Now that Bob Diamond has quit as chief executive of Barclays, what does that mean for his appearance in front of the Treasury Select Committee tomorrow?
It may mean that the members of the committee tone down their attacks: it is less edifying watching a panel pillorying someone who has just resigned than someone who is refusing to do so.
But more importantly, it may mean that Diamond now feels free of his shackles and goes after other people he feels were complicit in the Libor scandal.
So who else could be in his line of fire?

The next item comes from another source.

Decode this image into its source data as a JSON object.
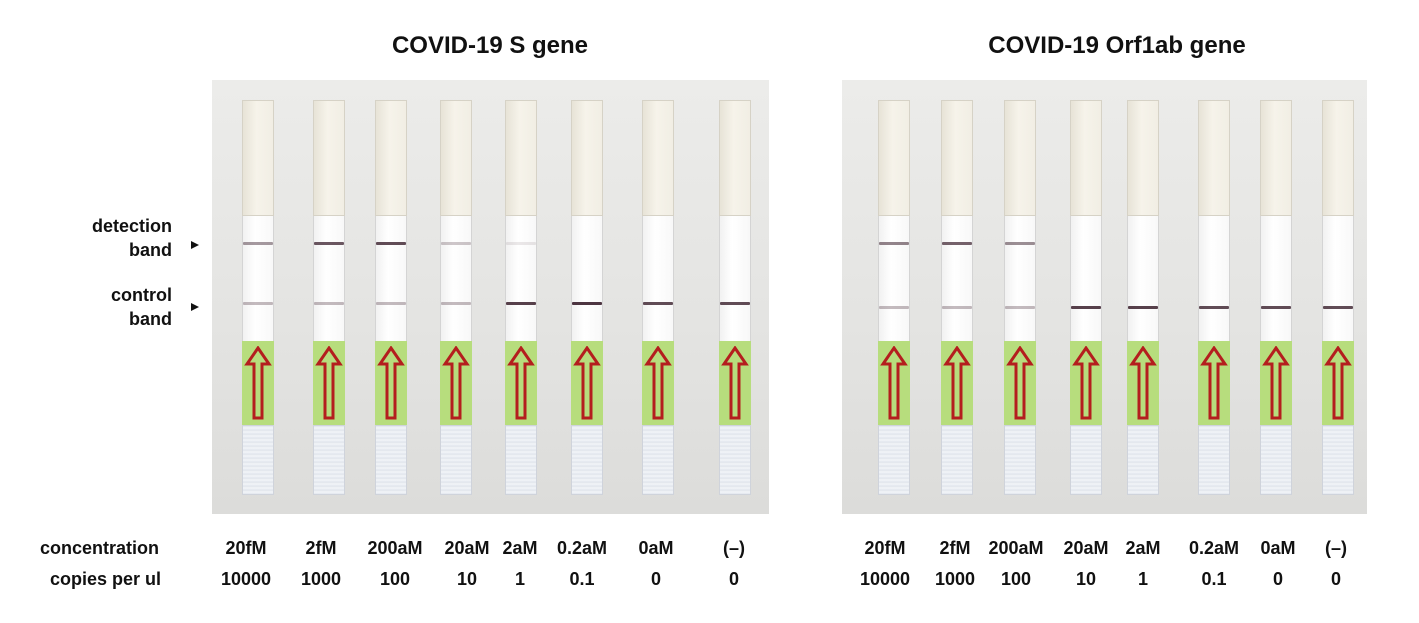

- Paul Tucker. US regulators said in their reports that Barclays staff were under the impression that the Bank of England was aware that banks were systematically manipulating Libor, and worse, wanted Barclays to do the same to reduce lending rates. The DoJ even mentions one particular call between Diamond and Paul Tucker, the Bank’s deputy governor and favourite to succeed Sir Mervyn King as governor, where that impression may have been formed. If Tucker said anything explicitly along those lines to Diamond, the former Barclays boss could easily scupper his chances of getting the top job.
- Sir Mervyn King. If the deputy governor did know what was going on, it is reasonable to ask what the governor himself knew. Sir Mervyn joked in 2008 that “Libor is the rate at which banks do not lend to each other.” Was that a joke about a lack of lending or a joke about the reliability of Libor?
- Angela Knight and Stephen Green. Knight and Lord Green were at the time the chief executive and chair, respectively, of the British Bankers’ Association, the body that is responsible for setting Libor. What does Diamond know about what they knew, or what they should have known?
- Adair Turner. Tucker’s main rival for the BoE job may not survive tomorrow’s session unscathed either. Lord Turner was appointed FSA chief in May 2008, when Libor manipulation was still happening. Why didn’t the FSA act sooner? Does Diamond have some tales of regulatory incompetence that could hurt Turner and his underlings?
- Shriti Vadera. The Mail reported this morning that Baroness Vadera, one of Gordon Brown’s chief economic advisers, had written a paper in 2008 arguing that “getting Libor down is desirable”. This is to a large extent a statement of the obvious – getting Libor down was obviously desirable to get banks lending again. But did Labour want so badly to get banks to reduce their rates that they turned a blind eye to manipulation?
- Alistair Darling. As chancellor at the time, what did Darling know about what was going on at the top of Britain’s biggest banks? If nothing, should he have?
- Other banks. About 20 other institutions are currently embroiled in the Libor investigation, but no other chief executive has resigned. If Diamond knows that other bosses were complicit in manipulating rates, his could be just the first of many heads to roll.